A Sharp Sufficient Condition for Sparsity Pattern Recovery

Abstract

Sufficient number of linear and noisy measurements for exact and approximate sparsity pattern/support set recovery in the high dimensional setting is derived. Although this problem as been addressed in the recent literature, there is still considerable gaps between those results and the exact limits of the perfect support set recovery. To reduce this gap, in this paper, the sufficient condition is enhanced. A specific form of a Joint Typicality decoder is used for the support recovery task. Two performance metrics are considered for the recovery validation; one, which considers exact support recovery, and the other which seeks partial support recovery.

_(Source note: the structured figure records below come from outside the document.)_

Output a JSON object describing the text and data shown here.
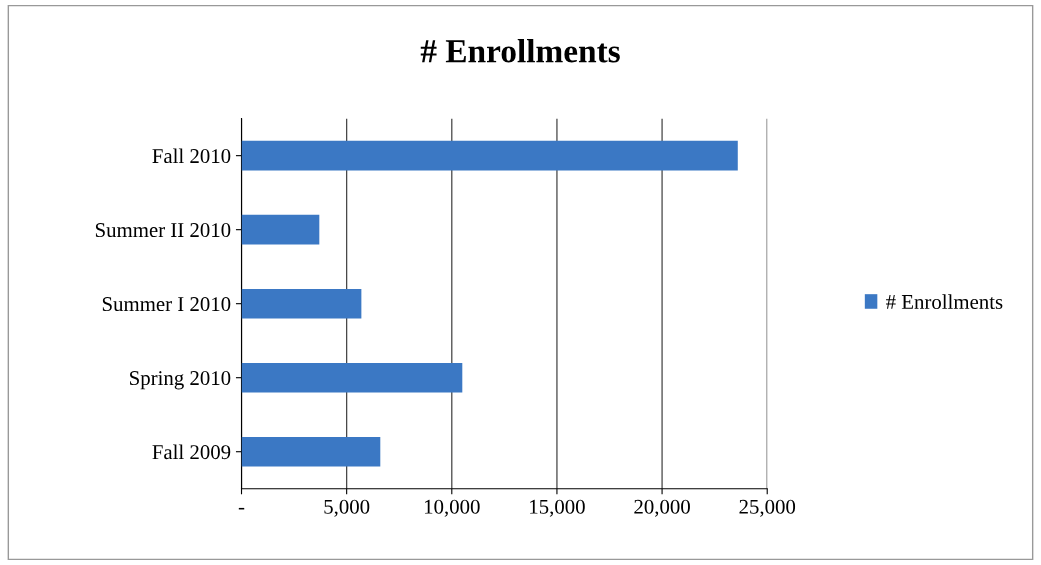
{
  "chart_data": {
    "type": "bar",
    "orientation": "horizontal",
    "title": "# Enrollments",
    "categories": [
      "Fall 2010",
      "Summer II 2010",
      "Summer I 2010",
      "Spring 2010",
      "Fall 2009"
    ],
    "series": [
      {
        "name": "# Enrollments",
        "color": "#3b78c4",
        "values": [
          23600,
          3700,
          5700,
          10500,
          6600
        ]
      }
    ],
    "xlim": [
      0,
      25000
    ],
    "xticks": [
      {
        "value": 0,
        "label": "-"
      },
      {
        "value": 5000,
        "label": "5,000"
      },
      {
        "value": 10000,
        "label": "10,000"
      },
      {
        "value": 15000,
        "label": "15,000"
      },
      {
        "value": 20000,
        "label": "20,000"
      },
      {
        "value": 25000,
        "label": "25,000"
      }
    ],
    "grid": "x",
    "legend": "right"
  }
}
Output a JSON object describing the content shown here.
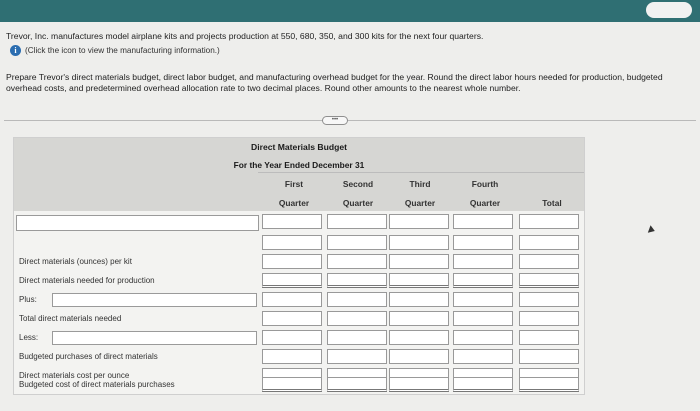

First, an upper bound is obtained on the error probability of the sparsity pattern recovery. Next, using the mentioned upper bound, sufficient number of measurements for reliable support recovery is derived. It is shown that the sufficient condition for reliable support recovery depends on three key parameters of the problem; the noise variance, the minimum nonzero entry of the unknown sparse vector and the sparsity level. Simulations are performed for different sparsity rate, different noise variances, and different distortion levels. The results show that for all the mentioned cases the proposed methodology increases convergence rate of upper bound of the error probability of support recovery significantly which leads to a lower error probability bound compared with previously proposed bounds.